Perhaps we are making too much of this but the advertisement raises other, more important, questions about the ability of women to continue doing paid work after marriage. This paper carried an > interesting analysis on this subject on August 11. The article reported research that showed that women dropped out of paid work once they got married or/and had children. The exceptions were women in the upper income bracket and the poorest, who had no option but to continue some form of wage work. Poor women in villages also had no choice although their work was often unpaid as it was part of agricultural tasks that they were expected to do in the family.
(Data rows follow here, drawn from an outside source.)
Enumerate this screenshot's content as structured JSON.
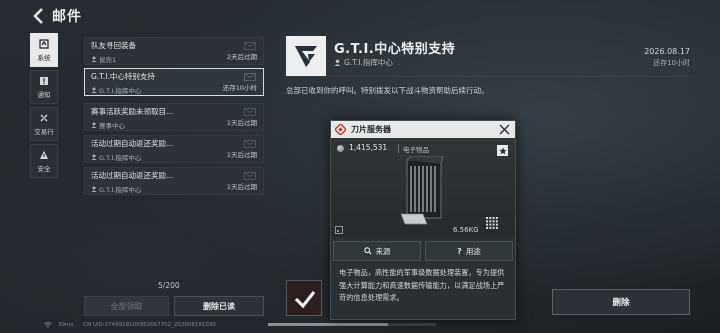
{
  "header": {
    "title": "邮件"
  },
  "tabs": [
    {
      "label": "系统",
      "icon": "system-icon",
      "active": true
    },
    {
      "label": "通知",
      "icon": "notice-icon",
      "active": false
    },
    {
      "label": "交易行",
      "icon": "trade-icon",
      "active": false
    },
    {
      "label": "安全",
      "icon": "security-icon",
      "active": false
    }
  ],
  "mails": [
    {
      "title": "队友寻回装备",
      "sender": "鼠壳1",
      "expire": "2天后过期"
    },
    {
      "title": "G.T.I.中心特别支持",
      "sender": "G.T.I.指挥中心",
      "expire": "还存10小时"
    },
    {
      "title": "赛事活跃奖励未领取目...",
      "sender": "赛事中心",
      "expire": "1天后过期"
    },
    {
      "title": "活动过期自动返还奖励...",
      "sender": "G.T.I.指挥中心",
      "expire": "1天后过期"
    },
    {
      "title": "活动过期自动返还奖励...",
      "sender": "G.T.I.指挥中心",
      "expire": "1天后过期"
    }
  ],
  "list_footer": {
    "counter": "5/200",
    "claim_all": "全部领取",
    "delete_read": "删除已读"
  },
  "status_bar": {
    "ping": "39ms",
    "uid": "CN UID:2749918105952667702_202608181030"
  },
  "detail": {
    "title": "G.T.I.中心特别支持",
    "sender": "G.T.I.指挥中心",
    "date": "2026.08.17",
    "remaining": "还存10小时",
    "body": "总部已收到你的呼叫。特别拨发以下战斗物资帮助后续行动。",
    "delete_label": "删除"
  },
  "item": {
    "name": "刀片服务器",
    "price": "1,415,531",
    "category": "电子物品",
    "weight": "6.56KG",
    "source_label": "来源",
    "usage_label": "用途",
    "description": "电子物品，高性能的军事级数据处理装置，专为提供强大计算能力和高速数据传输能力，以满足战场上严苛的信息处理需求。",
    "rarity_color": "#c0392b"
  },
  "colors": {
    "background": "#1d2226",
    "panel": "#2c3237",
    "accent_light": "#e7e9ea"
  }
}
What the advertisement represents is the exception to the rule. For the majority of women who are poor, whether in city or village, there is really no choice. Speak to any woman who works as a domestic. You hear identical stories. There is not enough in the house to make ends meet. The man either has no work, or cannot work due to addiction, or is in a low-paid insecure job. Often, the woman’s salary is the only steady amount coming into the family kitty. As a result, these women — come rain or shine, illness or family tragedy — are forced to continue to work. What is interesting is that despite the drudgery of domestic work, many of them persist because it gives them a chance to escape the greater drudgery of the work they must still do in their own homes.

The article in The Hindu , however, does touch upon a group of urban women who are neither so poor that they must work for survival nor so well-off that they can continue to work outside their homes because they have help at home. It is the women in the middle who get caught. For them, paid work is ‘permitted’ so to speak, only until they get married. And then it has to stop. Unless the family into which they marry ‘allow’ them to continue. So the little bit of autonomy they gain through earning something through their own labour is snatched away from them the day they get married. Apart from the blow to their own self-esteem, this is a waste because these women could be productively employed.

We do not read enough about this class of women. They are all around us in our cities — working in garment factories, in offices, as saleswomen in the growing retail sector, in call centres etc. Yet, they are virtually invisible. What are their stories?

Perhaps it is time the camera focused on these lives.